1. Field of the Invention
This invention relates to a method and apparatus for detecting and identifying a submerged object in a medium containing particulate matter causing poor visibility. More specifically, this invention relates to a high speed imaging method for detecting and identifying a submerged object in a murky or turbid medium.
2. Description of the Related Art
Generally, when light is directed at an object, the reflection of the light allows one to see the object. Suspended particulate matter, such as dust, mud (in water) and water droplets (fog), however, scatter both direct and reflected light greatly reducing visibility. If it reaches the observer, light which has been forward or backscattered distorts the image of the object. Only light that has not been either forward or backscattered and which reaches the observer forms an accurate image of the object.

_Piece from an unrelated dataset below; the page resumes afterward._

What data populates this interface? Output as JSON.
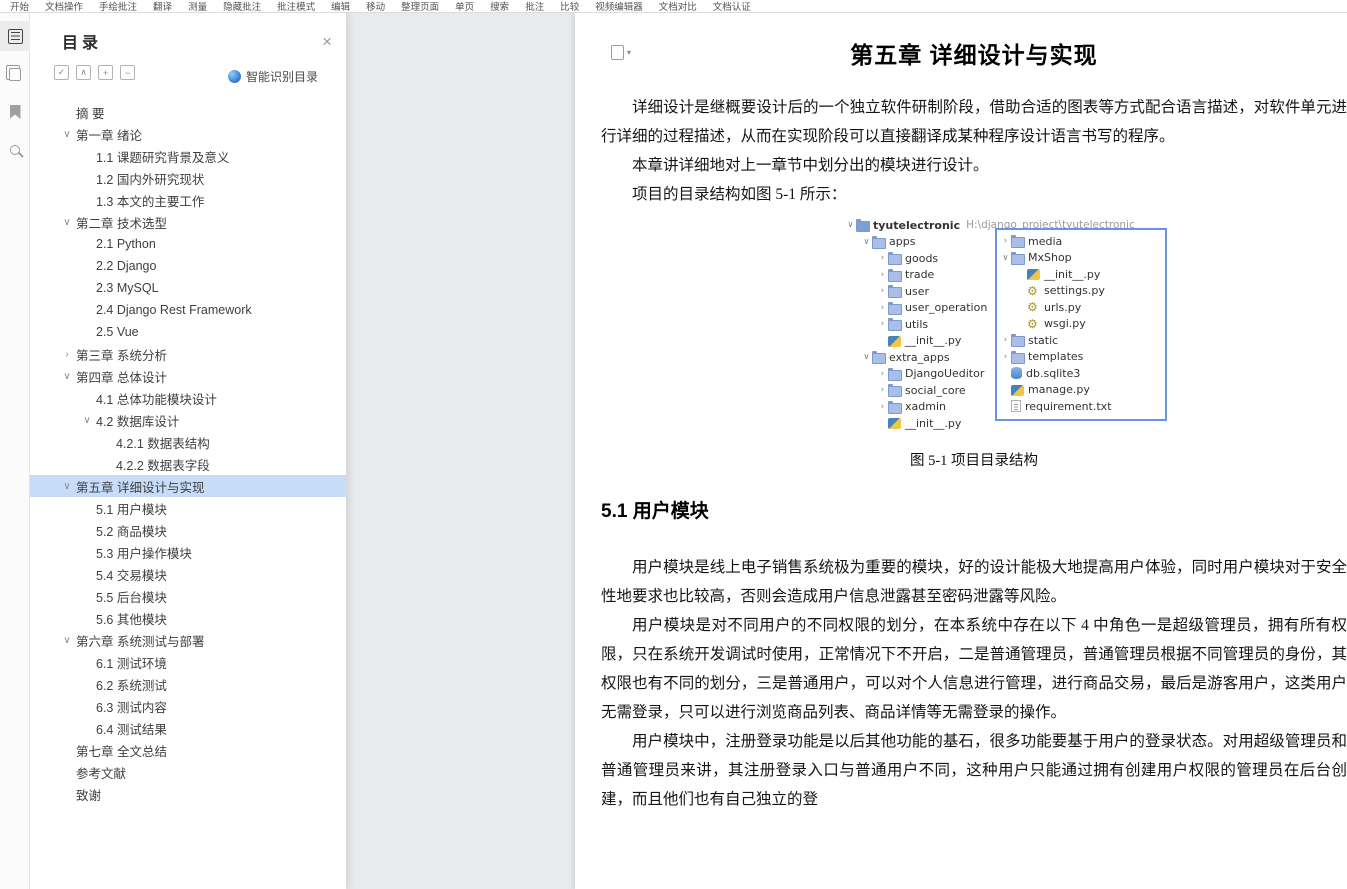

One solution to eliminating the effect of forward scattered and back scattered light has been to gate an optical imager so that only a minimum of scattered light is seen. Unscattered light travels the shortest path from its source to the object and then to the observer. Thus, if one gates an optical imager to open at the precise point in time when unscattered light will arrive at the optical imager and to close after the unscattered light has arrived at the imager, then most scattered light will be prevented from obscuring the image of the object. In effect, by properly gating the optical imager, a clearer image of the object is formed. This use of a gated optical detector has been discussed in several U.S. patents. For example, see U.S. Pat. Nos. 3,682,553; 3,902,803; 4,862,257; 4,920,412; 4,967,270; and 5,013,917. Additionally, in U.S. Pat. No. 3,151,268, gate widths or exposure times of 3 nanoseconds or less are used. In U.S. Pat. No. 3,467,773, gate widths or exposure times of 20 nanoseconds are used. In U.S. Pat. No. 3,499,110, gate widths or exposure times of 10 nanoseconds are used. U.S. Pat. No. 3,527,881 suggests that the problems associated with underwater exploration are due to "backscatter," "forward scatter," and "attenuation." See column 2, lines 27, 44 and 51, respectively. U.S. Pat. No. 3,856,988 provides for an imaging system for environments where light scattering reduces image quality.
Turbid water inherently backscatters light. In underwater exploration systems, the intrinsic absorption and scattering properties of the water limit the usefulness of prior art systems. In addition to using short exposures or gate widths, the use of short pulsed sources of light also reduces the amount of scattered light entering a gated optical imager while it is gated open. In water, the source of illumination is generally a green or bluegreen laser. If the illuminating source is "on" continuously, there is a constant amount of scattered light present in the medium. In such an environment, where there is an abundance of scattered light present, the use of a gated optical imager GOI is defeated because the amount of scattered light entering the GOI cannot be greatly reduced. The effect of using a continuous source of light rather than a pulsed source is to introduce into the system an increased level of background noise or background scatter that will necessarily enter the GOI whenever it is gated open irrespective of the duration of the gate width. This scattered light, or backscatter, reduces the contrast between objects in the scene. Thus, underwater imaging systems most often operate in a pulse gated mode. This method of operation has been referred to as a range-gating technique.
It is suggested that the shorter the pulse width of the light source and the shorter the gate width of the gated optical detector, the better the clarity of the image obtained using a range-gating technique. However, given a short pulse width and a short gate width, little else has been done to improve the image quality of photographs of an object submerged in a turbid medium such as water. There is a need for a method for improving the image quality of an object in a turbid medium other than by just reducing the pulse width and the gate width.